The collection’s starting point was actually a vintage leopard print Dior trench coat designed back in the '50s, a reiteration of fur coats and accessories much favored by Mizza Bricard, one of Monsieur Dior’s most legendary muses, and the woman said to have invented the term Miss Dior.  A lady, it was said, who never rose from her bed before 2 p.m., and always dressed in animal prints and pearls.

Christian Dior Pre-Fall 2021 ready-to-wear - Photo: Maripol - Foto: Maripol

“I felt that her remarkable character, her inimitable extravagances of taste, would have an excellent effect on the phlegmatic temperament which I had inherited from my Norman forebears,” Monsieur Dior would write about Mizza in his autobiography.
And just like Bricard, Dior’s creative director Maria Grazia Chiuri is not afraid to jumble up eras and ideas, which she does to great effect for Fall 2021. Chiuri even dipped back into her own Italian youth with the shiny happy insouciance of Fiorucci. An influence apparent in the brilliant new take on the Oblique print, seen in a see-through plastic cape with hood. Or also with silver jumpsuits; saucy silver minis with CD buttons or silver jockey caps worthy of another influence on Chiuri’s thinking - the K-pop all-female group Black Pink. The biggest girl band sensation on the planet since the Spice Girls or TLC, Black Pink became the most subscribed group on YouTube in September 2019. The group’s lead singer Jisoo is already an ambassador of Dior and featured in the launch of Dior’s new Bobby Bag.

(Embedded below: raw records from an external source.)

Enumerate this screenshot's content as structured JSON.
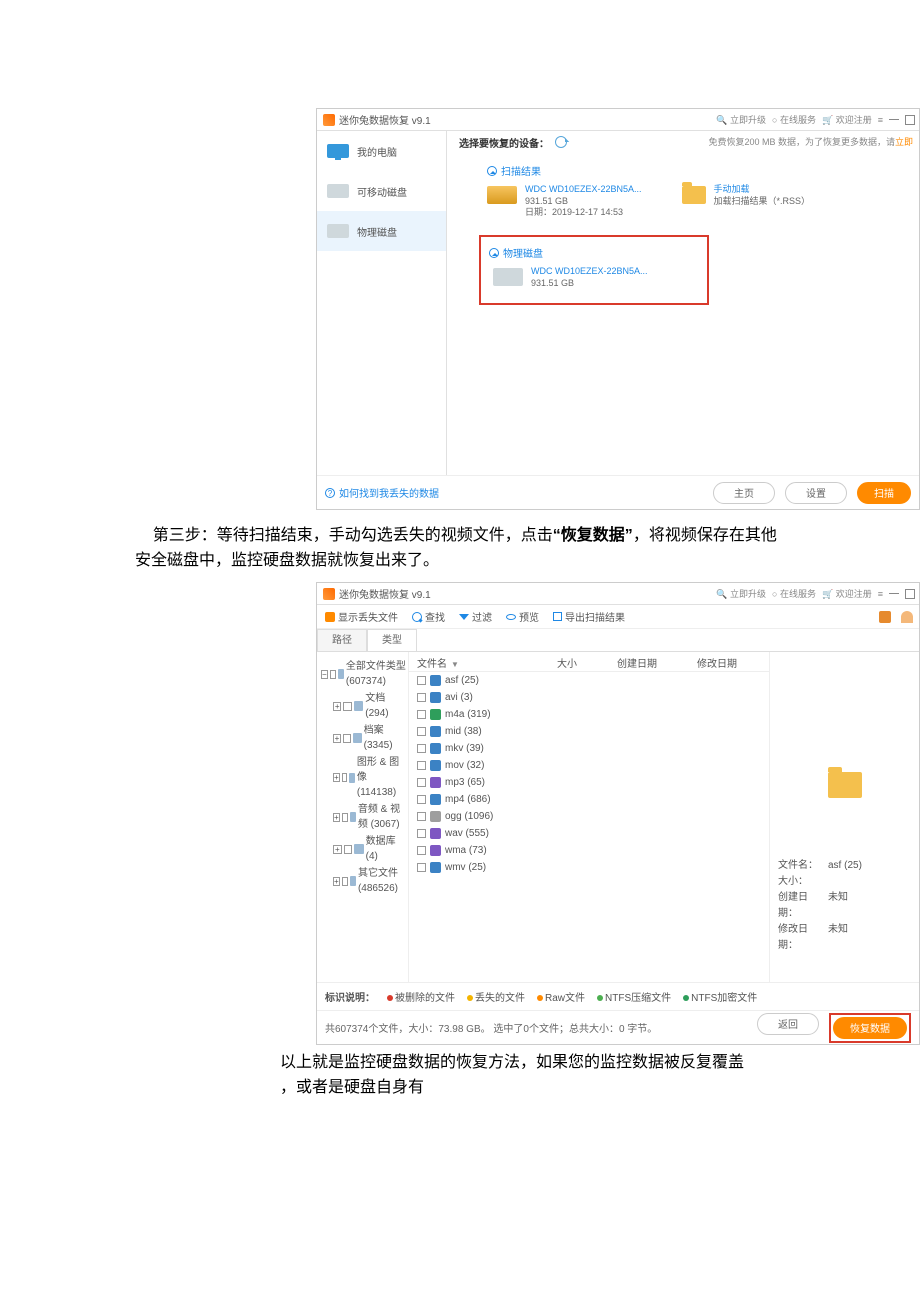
{
  "article": {
    "step3_part1": "第三步：等待扫描结束，手动勾选丢失的视频文件，点击",
    "step3_emph": "“恢复数据”",
    "step3_part2": "，将视频保存在其他安全磁盘中，监控硬盘数据就恢复出来了。",
    "conclusion_l1": "以上就是监控硬盘数据的恢复方法，如果您的监控数据被反复覆盖",
    "conclusion_l2": "，或者是硬盘自身有"
  },
  "app1": {
    "title": "迷你兔数据恢复 v9.1",
    "right_controls": {
      "upgrade": "立即升级",
      "online": "在线服务",
      "register": "欢迎注册"
    },
    "sidebar": {
      "items": [
        "我的电脑",
        "可移动磁盘",
        "物理磁盘"
      ]
    },
    "subhead": "选择要恢复的设备：",
    "promo_a": "免费恢复200 MB 数据，为了恢复更多数据，请",
    "promo_b": "立即",
    "sections": {
      "scan": "扫描结果",
      "physical": "物理磁盘"
    },
    "scan_card": {
      "name": "WDC WD10EZEX-22BN5A...",
      "size": "931.51 GB",
      "date": "日期：2019-12-17 14:53"
    },
    "manual_card": {
      "title": "手动加载",
      "sub": "加载扫描结果（*.RSS）"
    },
    "phys_card": {
      "name": "WDC WD10EZEX-22BN5A...",
      "size": "931.51 GB"
    },
    "help": "如何找到我丢失的数据",
    "buttons": {
      "home": "主页",
      "settings": "设置",
      "scan": "扫描"
    }
  },
  "app2": {
    "title": "迷你兔数据恢复 v9.1",
    "right_controls": {
      "upgrade": "立即升级",
      "online": "在线服务",
      "register": "欢迎注册"
    },
    "toolbar": {
      "show_lost": "显示丢失文件",
      "find": "查找",
      "filter": "过滤",
      "preview": "预览",
      "export": "导出扫描结果"
    },
    "tabs": {
      "path": "路径",
      "type": "类型"
    },
    "tree": [
      {
        "label": "全部文件类型 (607374)",
        "icon": "all",
        "lvl": 0
      },
      {
        "label": "文档 (294)",
        "icon": "doc",
        "lvl": 1
      },
      {
        "label": "档案 (3345)",
        "icon": "arc",
        "lvl": 1
      },
      {
        "label": "图形 & 图像 (114138)",
        "icon": "img",
        "lvl": 1
      },
      {
        "label": "音频 & 视频 (3067)",
        "icon": "av",
        "lvl": 1
      },
      {
        "label": "数据库 (4)",
        "icon": "db",
        "lvl": 1
      },
      {
        "label": "其它文件 (486526)",
        "icon": "other",
        "lvl": 1
      }
    ],
    "filehead": {
      "name": "文件名",
      "size": "大小",
      "created": "创建日期",
      "modified": "修改日期"
    },
    "files": [
      {
        "name": "asf (25)",
        "c": "c-b"
      },
      {
        "name": "avi (3)",
        "c": "c-b"
      },
      {
        "name": "m4a (319)",
        "c": "c-g"
      },
      {
        "name": "mid (38)",
        "c": "c-b"
      },
      {
        "name": "mkv (39)",
        "c": "c-b"
      },
      {
        "name": "mov (32)",
        "c": "c-b"
      },
      {
        "name": "mp3 (65)",
        "c": "c-p"
      },
      {
        "name": "mp4 (686)",
        "c": "c-b"
      },
      {
        "name": "ogg (1096)",
        "c": "c-gr"
      },
      {
        "name": "wav (555)",
        "c": "c-p"
      },
      {
        "name": "wma (73)",
        "c": "c-p"
      },
      {
        "name": "wmv (25)",
        "c": "c-b"
      }
    ],
    "details": {
      "k_name": "文件名：",
      "v_name": "asf (25)",
      "k_size": "大小：",
      "v_size": "",
      "k_created": "创建日期：",
      "v_created": "未知",
      "k_modified": "修改日期：",
      "v_modified": "未知"
    },
    "legend": {
      "label": "标识说明：",
      "a": "被删除的文件",
      "b": "丢失的文件",
      "c": "Raw文件",
      "d": "NTFS压缩文件",
      "e": "NTFS加密文件"
    },
    "status": {
      "text": "共607374个文件，大小：73.98 GB。 选中了0个文件；总共大小：0 字节。",
      "back": "返回",
      "recover": "恢复数据"
    }
  }
}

“Fashion cannot solve the problems of the world, but it can help create more optimism. Yes, ours is complicated work, especially now in this year. But sometimes we need to see fashion as a game, that needs to be played for the pure enjoyment,” argued Chiuri in a pre-show Zoom with editors.
And even when Maria Grazia whips up a millefleurs motif brocade frock, she shows it splayed open at the front with a contrast dyed green lace bra apparent. Her self-assured contemporary heroines appear in black leather plissé minis; and lace shirts worn underneath S&M leather bustiers, topped by Parisian berets. Adding to the sense of fun, Chiuri requested Maripol, the famed chronicler of the 1980s downtown New York art and music sense, to shoot much of the collection on Polaroid, giving the atmosphere tremendous kick. It was as if the ghost of the Mudd Club backrooms had made it all the way to Dior’s Avenue Montaigne boutique. Club couture with embroideries adorned with dangling sequins or mirror discs with a stroboscopic surface.

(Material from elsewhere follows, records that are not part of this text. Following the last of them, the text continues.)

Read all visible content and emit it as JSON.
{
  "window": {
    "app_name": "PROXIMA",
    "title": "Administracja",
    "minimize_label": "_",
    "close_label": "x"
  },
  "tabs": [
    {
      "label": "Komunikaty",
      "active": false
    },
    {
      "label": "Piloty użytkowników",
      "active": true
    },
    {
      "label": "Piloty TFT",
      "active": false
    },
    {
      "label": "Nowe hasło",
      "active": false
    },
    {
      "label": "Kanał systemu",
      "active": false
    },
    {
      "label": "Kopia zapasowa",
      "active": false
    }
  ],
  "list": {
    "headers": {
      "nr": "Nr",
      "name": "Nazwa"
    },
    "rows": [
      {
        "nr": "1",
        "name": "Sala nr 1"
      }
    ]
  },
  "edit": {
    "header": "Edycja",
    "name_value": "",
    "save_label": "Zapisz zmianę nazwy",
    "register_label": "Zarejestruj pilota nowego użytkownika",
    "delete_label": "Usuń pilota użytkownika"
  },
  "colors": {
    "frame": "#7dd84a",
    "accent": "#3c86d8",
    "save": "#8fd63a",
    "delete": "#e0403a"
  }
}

Christian Dior Pre-Fall 2021 ready-to-wear - Photo: Brigitte Niedermair - Foto: Brigitte Niedermair

Call it a youthquake at Dior, as Chiuri captures the joie de vivre of growing up, and the sense that fashion offers endless possibilities for individuals to reinvent themselves.

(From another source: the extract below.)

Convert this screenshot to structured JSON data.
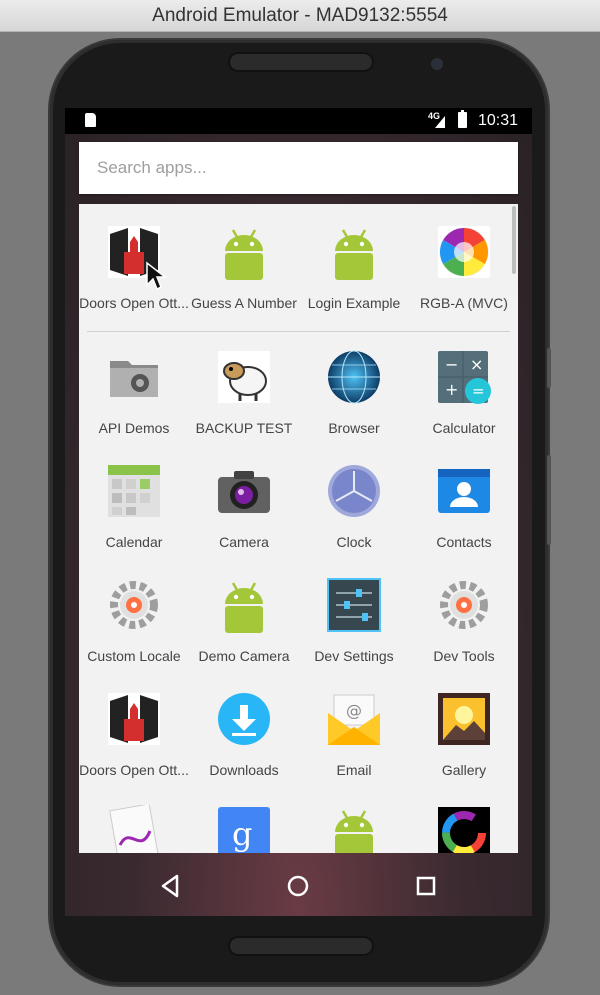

Throughout there was also a mixed cross current of ideas from Richard Hamilton’s surrealist English pop to the Day-Glo cartoon iconography of Marco Lodola to Andy Warhol’s psychedelic revamp of  Renaissance master Paolo Uccello, and his legendary image of St George and the Dragon. Adding a certain grandeur to the groove.
Reflecting on the past year, Chiuri recalled her last life runway show for Dior in a tent in the Tuileries in September, as “a pretty surreal experience. To see an empty backstage is very strange. To see the city of Paris empty too. Because cities are not built to be empty… Coming to work, it’s still very quiet day by day. Nor do we know  what’s going to happen with the couture show. Yes, we are creating the collection but let’s see about the show; who knows?
“In the studio we have had ups and downs. Yes, sometimes great enthusiasm, but then not. Let’s be frank,  fashion is not what it was – especially this year. The system was often attacked, even by ourselves. But fashion is also a new form of humanity. Coming from the need to use clothes to change ourselves. We should be honest about that. I’ve seen so much criticism of our sector, but I like to remember that here at Dior we create beauty,” Chiuri concluded.
Though developed in the pandemic, the collection will begin retailing in May, “if all goes well,” she added.
In a word, posh power pop party fashion for post-pandemic prowling.